Pencil push-up is easy to learn and operate. It had a considerable effect on the treatment of undercorrection after intermittent exotropia surgery. Many investigators merely mentioned that pencil push-up was part of their routine for binocular vision training, without specifically reporting or investigating the effect of pencil push-up on control. The study found that both pencil push-up and occlusion could improve the control. They had similar therapeutic efficacy, and could be alternative conservative treatments for intermittent exotropia.
In addition to our primary outcome, we also evaluated the near stereoacuity in 12-week treatment. Aligned with the previous researches, no substantial improvement was found in sensory fusion after patching and pencil push-up. Distance stereoacuity function losses at the earliest stage of IXT progression. Meanwhile, the control level and stereoacuity at near is relatively stable, which may experience varying levels of stereoacuity loss in advanced stages. It is not difficult to understand that 12 weeks of patching and pencil push-up treatments did not promote the stereopsis at near significantly. Therefore, further research with longer follow-up periods is needed.
It is controversial to define deterioration of intermittent exotropia based on a decrease in stereoacuity at near. Holmes et al. reported that 6 out of 95 children (7%) for whom no treatment showed a reduction of 2 octaves in a single measurement of near stereoacuity, and 4 children in the future showed a regress to the baseline level of stereoacuity, emphasizing the need for retesting at the same or subsequent visits.27 Since our current study requires that the stereoacuity test be retaken on the same day, some patients classified as deteriorating may have poor results due to feeling uncomfortable or uncooperative that day or the inherent variability of IXT. Nonetheless, due to the small decrease in stereoacuity in the two treatment groups (3.6% and 0.6%), any overestimated deterioration of stereoacuity due to not requiring a retest on the next day will be minimal.

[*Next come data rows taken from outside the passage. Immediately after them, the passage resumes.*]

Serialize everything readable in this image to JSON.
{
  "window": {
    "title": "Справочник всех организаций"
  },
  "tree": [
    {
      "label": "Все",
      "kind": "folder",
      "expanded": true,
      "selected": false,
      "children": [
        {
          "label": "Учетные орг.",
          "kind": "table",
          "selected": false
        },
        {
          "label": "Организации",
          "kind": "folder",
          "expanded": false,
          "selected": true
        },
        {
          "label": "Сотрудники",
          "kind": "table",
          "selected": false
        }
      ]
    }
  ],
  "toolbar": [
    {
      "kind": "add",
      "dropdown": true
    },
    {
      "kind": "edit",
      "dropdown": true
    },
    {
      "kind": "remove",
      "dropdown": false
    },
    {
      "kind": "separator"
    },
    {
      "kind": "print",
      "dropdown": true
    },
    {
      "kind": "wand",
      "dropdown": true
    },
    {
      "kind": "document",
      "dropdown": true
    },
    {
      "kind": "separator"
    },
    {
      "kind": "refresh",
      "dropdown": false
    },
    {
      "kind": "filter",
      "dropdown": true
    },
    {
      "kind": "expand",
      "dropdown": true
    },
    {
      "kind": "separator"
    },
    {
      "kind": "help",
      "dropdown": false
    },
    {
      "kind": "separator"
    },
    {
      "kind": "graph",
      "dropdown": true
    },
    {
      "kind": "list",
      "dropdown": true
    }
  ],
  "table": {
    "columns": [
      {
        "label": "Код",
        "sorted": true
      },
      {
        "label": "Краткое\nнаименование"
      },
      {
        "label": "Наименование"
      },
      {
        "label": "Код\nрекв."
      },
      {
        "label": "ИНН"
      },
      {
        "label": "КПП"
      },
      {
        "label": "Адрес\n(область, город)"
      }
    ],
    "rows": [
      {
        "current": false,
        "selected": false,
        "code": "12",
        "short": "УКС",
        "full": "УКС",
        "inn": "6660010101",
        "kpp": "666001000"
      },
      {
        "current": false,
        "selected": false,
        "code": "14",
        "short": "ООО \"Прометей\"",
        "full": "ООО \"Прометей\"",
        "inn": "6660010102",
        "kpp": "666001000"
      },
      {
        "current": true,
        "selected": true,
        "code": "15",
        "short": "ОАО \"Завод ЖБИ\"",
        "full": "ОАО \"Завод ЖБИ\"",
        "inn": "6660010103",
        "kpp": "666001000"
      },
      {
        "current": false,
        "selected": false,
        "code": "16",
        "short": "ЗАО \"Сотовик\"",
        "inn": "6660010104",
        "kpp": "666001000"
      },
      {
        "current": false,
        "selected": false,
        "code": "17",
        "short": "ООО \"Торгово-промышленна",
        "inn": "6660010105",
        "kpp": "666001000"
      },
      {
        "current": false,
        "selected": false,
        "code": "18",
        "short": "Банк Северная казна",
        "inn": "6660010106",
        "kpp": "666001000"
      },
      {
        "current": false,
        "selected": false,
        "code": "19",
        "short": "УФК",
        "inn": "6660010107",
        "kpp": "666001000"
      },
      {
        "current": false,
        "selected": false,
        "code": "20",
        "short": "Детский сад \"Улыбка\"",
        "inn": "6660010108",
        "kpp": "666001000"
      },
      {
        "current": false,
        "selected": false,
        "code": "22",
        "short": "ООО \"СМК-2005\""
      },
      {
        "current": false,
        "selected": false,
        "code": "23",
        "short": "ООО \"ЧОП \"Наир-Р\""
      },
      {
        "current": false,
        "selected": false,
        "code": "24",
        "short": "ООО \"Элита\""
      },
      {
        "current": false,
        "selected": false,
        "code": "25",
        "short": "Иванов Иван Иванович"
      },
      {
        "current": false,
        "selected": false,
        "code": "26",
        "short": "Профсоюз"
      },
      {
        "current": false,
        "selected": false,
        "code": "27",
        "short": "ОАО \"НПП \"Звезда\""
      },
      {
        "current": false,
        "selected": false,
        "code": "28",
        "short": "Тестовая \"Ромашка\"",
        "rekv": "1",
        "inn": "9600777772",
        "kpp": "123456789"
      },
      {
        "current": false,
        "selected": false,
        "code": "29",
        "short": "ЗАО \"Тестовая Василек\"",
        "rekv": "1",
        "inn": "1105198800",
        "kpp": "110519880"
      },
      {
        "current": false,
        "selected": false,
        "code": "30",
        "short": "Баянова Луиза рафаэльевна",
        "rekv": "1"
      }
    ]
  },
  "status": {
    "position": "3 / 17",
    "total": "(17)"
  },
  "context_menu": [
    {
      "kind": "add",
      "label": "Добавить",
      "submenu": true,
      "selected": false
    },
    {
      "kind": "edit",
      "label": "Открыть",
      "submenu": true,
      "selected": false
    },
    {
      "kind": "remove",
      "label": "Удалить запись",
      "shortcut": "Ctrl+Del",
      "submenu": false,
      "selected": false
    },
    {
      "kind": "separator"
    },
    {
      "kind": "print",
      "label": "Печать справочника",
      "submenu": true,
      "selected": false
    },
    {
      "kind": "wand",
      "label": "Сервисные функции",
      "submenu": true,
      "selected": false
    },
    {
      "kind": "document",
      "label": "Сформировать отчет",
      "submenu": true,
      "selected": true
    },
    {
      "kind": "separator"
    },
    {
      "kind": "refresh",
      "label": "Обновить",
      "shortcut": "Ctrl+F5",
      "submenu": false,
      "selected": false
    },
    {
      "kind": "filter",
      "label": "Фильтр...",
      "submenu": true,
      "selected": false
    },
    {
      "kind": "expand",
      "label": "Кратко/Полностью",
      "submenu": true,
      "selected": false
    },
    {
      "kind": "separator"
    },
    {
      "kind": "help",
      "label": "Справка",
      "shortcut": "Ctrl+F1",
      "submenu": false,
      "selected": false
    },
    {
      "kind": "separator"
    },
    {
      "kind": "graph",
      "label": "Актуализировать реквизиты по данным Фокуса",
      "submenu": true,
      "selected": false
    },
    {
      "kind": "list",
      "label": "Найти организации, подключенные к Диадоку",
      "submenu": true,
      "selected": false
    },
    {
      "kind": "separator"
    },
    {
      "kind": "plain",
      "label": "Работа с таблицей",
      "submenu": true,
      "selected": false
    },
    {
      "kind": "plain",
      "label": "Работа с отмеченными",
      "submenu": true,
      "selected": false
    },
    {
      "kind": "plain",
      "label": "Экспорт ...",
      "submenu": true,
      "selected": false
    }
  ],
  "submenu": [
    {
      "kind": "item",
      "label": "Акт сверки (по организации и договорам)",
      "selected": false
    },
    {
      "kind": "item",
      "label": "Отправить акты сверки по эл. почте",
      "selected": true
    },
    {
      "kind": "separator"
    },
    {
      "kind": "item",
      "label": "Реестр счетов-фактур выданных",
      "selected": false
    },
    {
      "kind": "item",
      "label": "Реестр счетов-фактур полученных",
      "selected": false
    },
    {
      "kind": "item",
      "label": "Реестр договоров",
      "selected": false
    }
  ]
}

In addition, any small overestimation of the deterioration is unlikely to affect the comparison of the treatment groups, considering that there is no difference in stereoacuity changes in the treatment groups. It is expected that the deterioration of the two groups will be overestimated by the same amount.
Based on the basic distance control, a secondary analysis was conducted to evaluate the effectiveness of occlusion and pencil push-up. It is noteworthy that the improvement of distance control is more evident for children with lower baseline distance control than those with better distance control. The larger response in children with poor baseline control may be partly due to a return to the average and having a lot of room for improvement. Yet, the same response level was not observed in the observation group, showing that this greater effect of occlusion and pencil push-up on children with poorer control may be real. However, due to the small sample size of the subgroup, this conclusion needs to be interpreted with care.